L’Egypte se caractérise par sa démographie, plus de 103 M d’habitants en 2021, ainsi que par sa position géographique stratégique, au carrefour de trois continents et de deux mers reliées par le canal de Suez. Elle jouit de son rayonnement culturel dans le monde arabe ainsi que d’un patrimoine historique exceptionnel.

La superficie de son territoire est de 1 M km² découpés administrativement en 27 gouvernorats, dont Le Caire, Giza et Alexandrie qui regroupent près du quart de la population et concentrent la majeure partie de l’activité économique. Plus de 95% de la population est concentrée sur 7% du territoire. L'agglomération du Caire, la capitale, compte près de 23 M d’habitants.

Le PIB de l’Egypte, le deuxième d’Afrique, était d’environ 403 Mds USD sur l’exercice budgétaire 2020/21. Il résulte d’une économie diversifiée, structurée autour des secteurs de l’immobilier et de la construction (17%), manufacturier (15%), commerce de gros et de détail (14%), agricole, forestier & pêche (12%) et extractif (10%). Le secteur public occupe une place prépondérante dans l’économie, représentant 31% de l’activité et 74% des investissements (tout secteur public confondu). Par ailleurs, l’inclusion du secteur informel, qui représenterait entre 30 et 60% de l’emploi total, augmenterait le PIB d’au moins 40%.

AAA

L’Egypte bénéficie traditionnellement des revenus de trois rentes :

  • Les transferts de la diaspora (de 18,4 Mds USD en 2013/14 à 31,4 Mds USD 2020/21),
  • Le tourisme (les revenus sont tombés à 3,8 Mds USD en 2015/16 puis ont significativement augmenté pour retrouver en 2018/19 un niveau pré-révolution avec 12,6 Mds USD, avant d’être ramené à 4,8 Mds USD en 2020/21 en raison de la crise sanitaire),
  • Les redevances d’utilisation du Canal de Suez (5,5 Mds USD en moyenne depuis 2014/15 ; plus de 7 Mds USD en 2020/21).

AAA

A la suite de la modernisation de son économie au milieu des années 2000, l’Egypte a connu des taux de croissance record (7% entre 2005 et 2008). Toutefois, la crise financière de 2008 et l’instabilité politique depuis la chute du Président Moubarak en 2011 ont durablement affaibli l’économie.

L’élection à la présidence de la République d’Abdel-Fatah Al-Sissi en juin 2014 (puis sa réélection en 2018) a marqué le retour de la stabilité politique alors que le processus de transition s’est achevé par l’élection du Parlement en janvier 2016. Le 2 avril 2018, le président Sissi a été réélu pour un mandat de quatre ans. L’approbation par référendum, en avril dernier, de la révision de la Constitution égyptienne, prolonge le mandat actuel du président jusqu’en 2024, et l’autorise à briguer un troisième mandat lors des élections présidentielles de 2024.

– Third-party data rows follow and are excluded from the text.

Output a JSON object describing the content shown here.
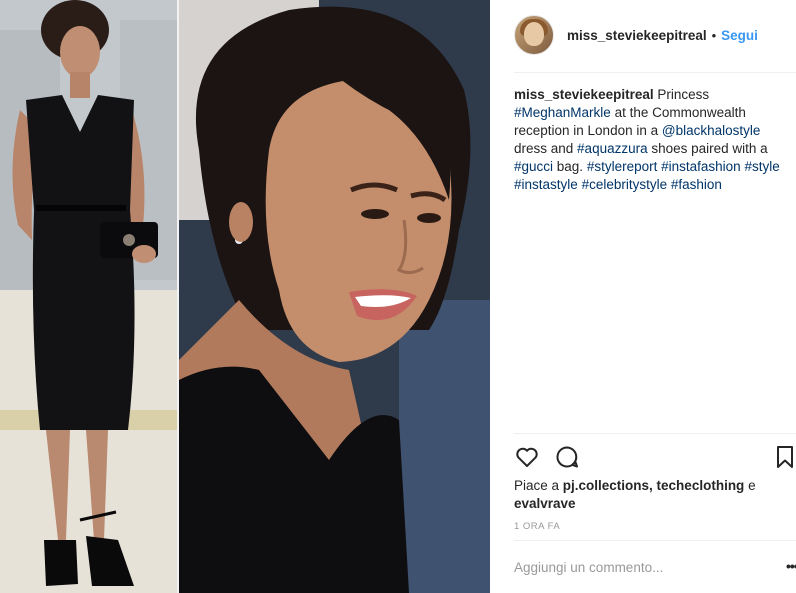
{
  "post": {
    "username": "miss_steviekeepitreal",
    "dot": "•",
    "follow_label": "Segui",
    "caption": {
      "user": "miss_steviekeepitreal",
      "t1": " Princess ",
      "h1": "#MeghanMarkle",
      "t2": " at the Commonwealth reception in London in a ",
      "m1": "@blackhalostyle",
      "t3": " dress and ",
      "h2": "#aquazzura",
      "t4": " shoes paired with a ",
      "h3": "#gucci",
      "t5": " bag. ",
      "h4": "#stylereport",
      "h5": "#instafashion",
      "h6": "#style",
      "h7": "#instastyle",
      "h8": "#celebritystyle",
      "h9": "#fashion"
    },
    "likes": {
      "prefix": "Piace a ",
      "users": "pj.collections, techeclothing",
      "conj": " e ",
      "last": "evalvrave"
    },
    "timestamp": "1 ORA FA",
    "comment_placeholder": "Aggiungi un commento...",
    "more_label": "•••"
  },
  "icons": {
    "like": "heart-icon",
    "comment": "comment-icon",
    "save": "bookmark-icon"
  },
  "colors": {
    "link": "#003569",
    "follow": "#3897f0",
    "muted": "#999999",
    "divider": "#efefef"
  }
}
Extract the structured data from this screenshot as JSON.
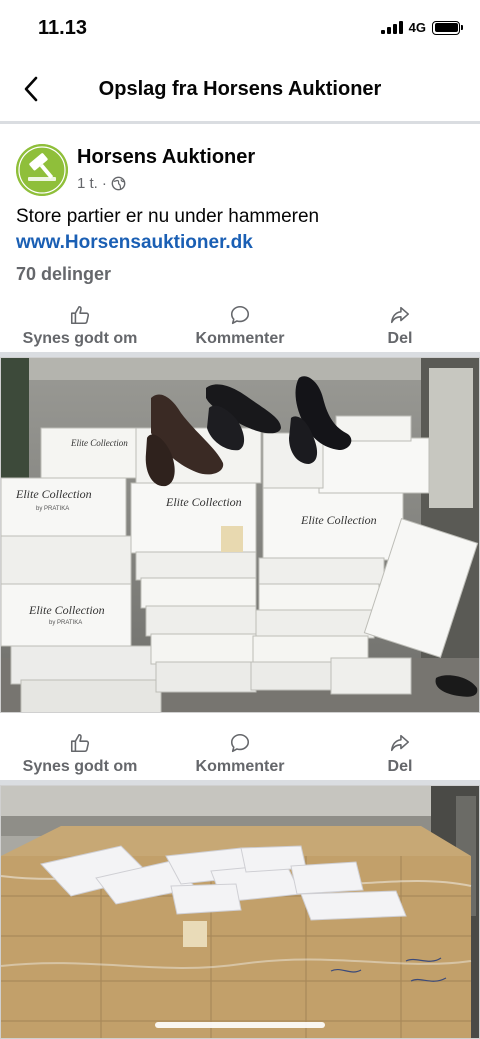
{
  "status_bar": {
    "time": "11.13",
    "network": "4G"
  },
  "nav": {
    "title": "Opslag fra Horsens Auktioner"
  },
  "post": {
    "page_name": "Horsens Auktioner",
    "time_ago": "1 t.",
    "separator": "·",
    "text": "Store partier er nu under hammeren",
    "link": "www.Horsensauktioner.dk",
    "shares": "70 delinger"
  },
  "actions": {
    "like": "Synes godt om",
    "comment": "Kommenter",
    "share": "Del"
  },
  "photo1": {
    "box_label": "Elite Collection",
    "box_sub": "by PRATIKA"
  },
  "icons": {
    "back": "chevron-left-icon",
    "globe": "globe-icon",
    "like": "thumbs-up-icon",
    "comment": "comment-bubble-icon",
    "share": "share-arrow-icon"
  },
  "colors": {
    "link": "#1a5fb4",
    "muted": "#65676b",
    "divider": "#dadde1",
    "avatar": "#8fbf3a"
  }
}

La croissance économique est l’une des plus dynamiques de la région ANMO. Elle est néanmoins insuffisante pour compenser le poids des dépenses publiques qui se sont multipliées par 2 en 5 ans. Celles-ci se décomposent principalement en remboursement des intérêts de la dette (35% du total), en salaires et traitements des fonctionnaires (20%), et en subvention et dépenses sociales (19% du total). En 2020/21, 14% du budget a été consacré aux dépenses d’investissement. La croissance est également insuffisante pour absorber de façon inclusive les quelques 800 000 jeunes qui rejoignent chaque année le marché du travail et réduire de façon durable la pauvreté (29,7% des égyptiens vivraient sous le seuil de pauvreté en 2019/20 – fixé à environ 1,7 USD par jour par les autorités - contre 16,7% vingt ans plus tôt).

AAAAAA

En termes d’ouverture économique, l’Egypte souffre d’un déficit commercial structurel (42,1 Mds USD en 2020/21, 10% du PIB) en raison de la faiblesse de son appareil exportateur et d’une part conséquente d’importations incompressible (l’Egypte étant par exemple le 1er importateur de blé au monde, sa production manufacturière et industrielle dépend à 40% d’intrants importés). D’un point de vue conjoncturel, les exportations égyptiennes n’ont pas profité de la dépréciation massive de la devise nationale de 2016, car l’effet-prix a surtout impacté négativement les achats de biens intermédiaires importés. Et en tout état de cause, l’avantage change a été largement compensé par l’inflation qui en est résulté et le surenchérissement du coût des intrants.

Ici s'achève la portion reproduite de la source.